Riflessione interessante e, per certi versi paradossale: i Mastini concedono poco e subiscono tanto, mentre creano tantissimo e segnano “poco” per quelle che sarebbero le possibilità giallonere. Come te lo spieghi? Sfortuna? Avversari che danno il massimo contro i campioni in carica?
“Dal mio punto di vista, molto semplicemente, a volte cerchiamo di fare azioni troppo belle: in alcuni casi è forse meglio buttar dentro i classici gol sporchi, magari sui rebound, senza badare all’estetica. Di mio non credo alla sfortuna, ma è innegabile che tutti contro Varese diano il massimo, soprattutto qui alla Acinque Ice Arena: gli avversari sanno di venire a giocare davanti al miglior pubblico dell’intera IHL e fanno di tutto per non sfigurare. Siamo però maturi a sufficienza per poter dire che le sconfitte patite fin qui sono solo colpa nostra e nei playoff lavoreremo per cambiare passo”.

Tu invece come stai? Com’è andata la fase di ambientamento e come sta procedendo la tua stagione?
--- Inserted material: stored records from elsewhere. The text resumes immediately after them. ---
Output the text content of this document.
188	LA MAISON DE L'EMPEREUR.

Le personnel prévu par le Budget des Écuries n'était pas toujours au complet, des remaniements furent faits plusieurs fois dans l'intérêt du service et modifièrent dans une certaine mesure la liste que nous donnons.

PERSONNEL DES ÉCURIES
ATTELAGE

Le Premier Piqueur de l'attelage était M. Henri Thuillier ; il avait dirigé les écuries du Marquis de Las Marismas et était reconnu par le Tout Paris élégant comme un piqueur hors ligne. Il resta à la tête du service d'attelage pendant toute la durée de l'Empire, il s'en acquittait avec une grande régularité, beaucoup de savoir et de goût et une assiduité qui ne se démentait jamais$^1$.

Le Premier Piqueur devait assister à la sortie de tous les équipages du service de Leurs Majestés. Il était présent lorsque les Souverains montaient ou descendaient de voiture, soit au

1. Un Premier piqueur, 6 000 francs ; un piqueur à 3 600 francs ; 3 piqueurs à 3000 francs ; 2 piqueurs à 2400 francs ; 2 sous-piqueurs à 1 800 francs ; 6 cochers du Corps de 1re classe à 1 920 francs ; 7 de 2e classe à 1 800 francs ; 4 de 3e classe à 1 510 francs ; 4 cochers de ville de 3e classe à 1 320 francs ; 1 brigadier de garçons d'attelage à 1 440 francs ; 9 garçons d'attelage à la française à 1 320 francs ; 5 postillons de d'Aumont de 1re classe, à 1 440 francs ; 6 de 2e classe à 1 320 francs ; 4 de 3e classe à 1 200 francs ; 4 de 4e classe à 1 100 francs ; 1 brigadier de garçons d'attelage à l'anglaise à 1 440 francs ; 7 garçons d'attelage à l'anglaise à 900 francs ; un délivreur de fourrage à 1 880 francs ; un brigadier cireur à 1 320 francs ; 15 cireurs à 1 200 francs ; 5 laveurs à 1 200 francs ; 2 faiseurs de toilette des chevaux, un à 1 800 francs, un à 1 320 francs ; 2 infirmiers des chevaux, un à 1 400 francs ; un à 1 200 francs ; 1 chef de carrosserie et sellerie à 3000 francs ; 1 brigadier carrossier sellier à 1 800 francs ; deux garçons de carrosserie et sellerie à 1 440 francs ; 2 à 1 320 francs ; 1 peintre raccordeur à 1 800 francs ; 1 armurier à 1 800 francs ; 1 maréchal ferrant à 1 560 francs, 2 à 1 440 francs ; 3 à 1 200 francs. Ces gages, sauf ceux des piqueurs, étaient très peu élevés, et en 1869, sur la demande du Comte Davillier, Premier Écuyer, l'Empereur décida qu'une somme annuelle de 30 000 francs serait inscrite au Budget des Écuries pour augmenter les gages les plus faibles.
“Credo che a Varese non si possa non ambientarsi al meglio: c’è tutto, da una città fantastica a dei tifosi super, senza dimenticare un gruppo davvero unito. Mi sono sentito accolto fin dal principio anche se, arrivando da un infortunio alla mano, ho faticato soprattutto all’inizio. Facendo autocritica dico che la mia stagione è fatta di alti e di bassi, ho patito per quelle settimane di assenza a causa della lussazione alla spalla, ma sono tornato più carico di prima; mi dispiace per la semifinale di Coppa Italia persa qui, è stata una botta bella forte, ma è stata un’occasione per fare gruppo e ripartire a livello sia individuale che collettivo”.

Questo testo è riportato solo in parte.